Se non avessi fatto il giornalista Rai che lavoro avresti fatto?
Chissà… il funzionario del catasto? No, ma sognavo i pezzi da inviato. Facevo il giramondo talvolta anche a mie spese. Una volta ero in crociera nel Mar Nero su una nave appena varata, vanto della marina mercantile sovietica. Fu uno spasso, con me c’era pure Paolo Villaggio con la moglie Maura. Il comandante sapeva che ero giornalista e mi chiamò quando al ricevimento si palesò un ospite d’eccezione: Yuri Gagarin.

Dicevano che era dura la vita del cronista…
Mi pare fosse il 1964 quando intervistai Charles De Gaulle. Ero uno degli inviati Rai all’inaugurazione del traforo del Monte Bianco. Per la tv c’erano Giuseppe Bozzini ed Emilio Fede. Per la radio Leoncillo Leoncilli, che purtroppo è mancato, e Andrea Boscione, è mancato anche lui, intanto mi sto toccando non si sa mai. Volevano vedere le domande prima e l’intervista doveva durare 50 secondi. Io sono alto 1.83, ma De Gaulle sfiorava i due metri. Alzai il braccio per fargli arrivare il microfono vicino alle labbra. Era una montagna. Mi sentivo svenire dalla paura, ti incuteva terrore, rispetto, emozione.
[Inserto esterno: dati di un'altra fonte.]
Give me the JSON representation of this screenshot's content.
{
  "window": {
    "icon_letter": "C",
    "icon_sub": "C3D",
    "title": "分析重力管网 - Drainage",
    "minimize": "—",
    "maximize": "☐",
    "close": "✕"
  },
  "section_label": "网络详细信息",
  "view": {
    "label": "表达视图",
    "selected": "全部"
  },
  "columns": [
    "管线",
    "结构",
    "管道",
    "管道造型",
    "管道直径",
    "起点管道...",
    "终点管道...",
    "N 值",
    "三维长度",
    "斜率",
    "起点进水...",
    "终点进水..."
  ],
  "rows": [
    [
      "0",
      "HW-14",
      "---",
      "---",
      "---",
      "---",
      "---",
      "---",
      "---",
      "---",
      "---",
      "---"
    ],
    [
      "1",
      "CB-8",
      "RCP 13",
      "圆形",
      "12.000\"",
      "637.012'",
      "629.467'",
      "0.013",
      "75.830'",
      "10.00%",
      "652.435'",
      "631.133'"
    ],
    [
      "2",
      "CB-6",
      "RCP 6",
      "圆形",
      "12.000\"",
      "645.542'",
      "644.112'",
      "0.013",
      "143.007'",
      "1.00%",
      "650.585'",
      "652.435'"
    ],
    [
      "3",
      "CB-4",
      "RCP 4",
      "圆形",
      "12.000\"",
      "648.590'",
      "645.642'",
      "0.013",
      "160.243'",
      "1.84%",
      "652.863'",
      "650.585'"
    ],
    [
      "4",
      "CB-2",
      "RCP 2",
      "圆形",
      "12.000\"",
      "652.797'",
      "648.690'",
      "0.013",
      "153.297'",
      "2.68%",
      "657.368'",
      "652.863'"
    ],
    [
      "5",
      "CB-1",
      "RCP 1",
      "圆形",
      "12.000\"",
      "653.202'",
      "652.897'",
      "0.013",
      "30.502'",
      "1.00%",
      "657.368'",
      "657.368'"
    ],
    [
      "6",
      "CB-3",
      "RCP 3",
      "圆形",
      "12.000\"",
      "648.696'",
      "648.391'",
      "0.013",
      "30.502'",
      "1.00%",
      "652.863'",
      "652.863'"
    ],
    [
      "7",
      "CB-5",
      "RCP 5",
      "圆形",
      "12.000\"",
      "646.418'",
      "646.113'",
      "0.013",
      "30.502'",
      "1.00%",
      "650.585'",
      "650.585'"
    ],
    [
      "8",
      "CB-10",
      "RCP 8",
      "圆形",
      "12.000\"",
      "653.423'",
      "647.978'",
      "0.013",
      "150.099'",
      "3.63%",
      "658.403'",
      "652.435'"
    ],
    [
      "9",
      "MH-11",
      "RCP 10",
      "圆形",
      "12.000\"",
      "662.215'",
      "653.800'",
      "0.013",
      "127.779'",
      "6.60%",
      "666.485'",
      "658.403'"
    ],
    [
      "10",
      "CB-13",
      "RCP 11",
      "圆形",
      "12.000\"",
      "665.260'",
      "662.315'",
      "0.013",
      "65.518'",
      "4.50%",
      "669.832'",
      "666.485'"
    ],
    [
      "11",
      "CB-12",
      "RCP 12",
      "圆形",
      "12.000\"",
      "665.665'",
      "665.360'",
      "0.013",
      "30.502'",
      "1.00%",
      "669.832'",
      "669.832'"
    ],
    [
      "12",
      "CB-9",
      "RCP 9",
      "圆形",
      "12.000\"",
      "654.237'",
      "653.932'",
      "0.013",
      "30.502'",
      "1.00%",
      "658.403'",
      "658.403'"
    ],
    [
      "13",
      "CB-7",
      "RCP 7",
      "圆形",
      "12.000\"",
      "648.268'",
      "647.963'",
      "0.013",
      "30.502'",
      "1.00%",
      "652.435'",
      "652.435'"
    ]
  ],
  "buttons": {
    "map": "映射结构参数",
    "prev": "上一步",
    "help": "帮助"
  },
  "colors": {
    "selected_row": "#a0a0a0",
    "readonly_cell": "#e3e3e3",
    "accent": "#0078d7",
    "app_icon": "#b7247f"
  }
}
Non si vive di solo 90esimo…
Conobbi anche Giscard d’Estaing. Andava a Chamonix. Di Luigi Einaudi fui ospite nella sua villa di San Giacomo a Dogliani. Conobbi in Spagna nella sua casa di vacanza il re Juan Carlos, il re Carlo Gustavo di Svezia a Capri. Fui ospite di Umberto di Savoia a Villa Italia di Cascais. Poi conobbi Moro, Fanfani, La Malfa, Scelba, Berlinguer. Facevo cronaca, non politica, dovevi ingegnarti a seguire tutto. Diventai amico anche di Umberto Eco. Ci vedevamo ad Alessandria. Conobbi anche Eugene Ionesco. 90esimo mi ha dato grandi emozioni e soddisfazioni personali, ma alla fine eri un generalista con una specializzazione quasi nulla. Ci salvava la grande curiosità.

Da qualche parte abbiamo letto che conoscesti anche “La Divina”…
Maria Callas la conobbi perché mia sorella, anche lei non c’è più, e se permetti continuo a toccarmi, era consulente legale di suo marito. Vivevano sul Lago di Garda fino a quando lei s’innamorò dopo una crociera di Onassis e si fermò a vivere con lui a Montecarlo. Così disse al marito: torna pure in quella catapecchia sulla riva di una pozzanghera, io rimango qui.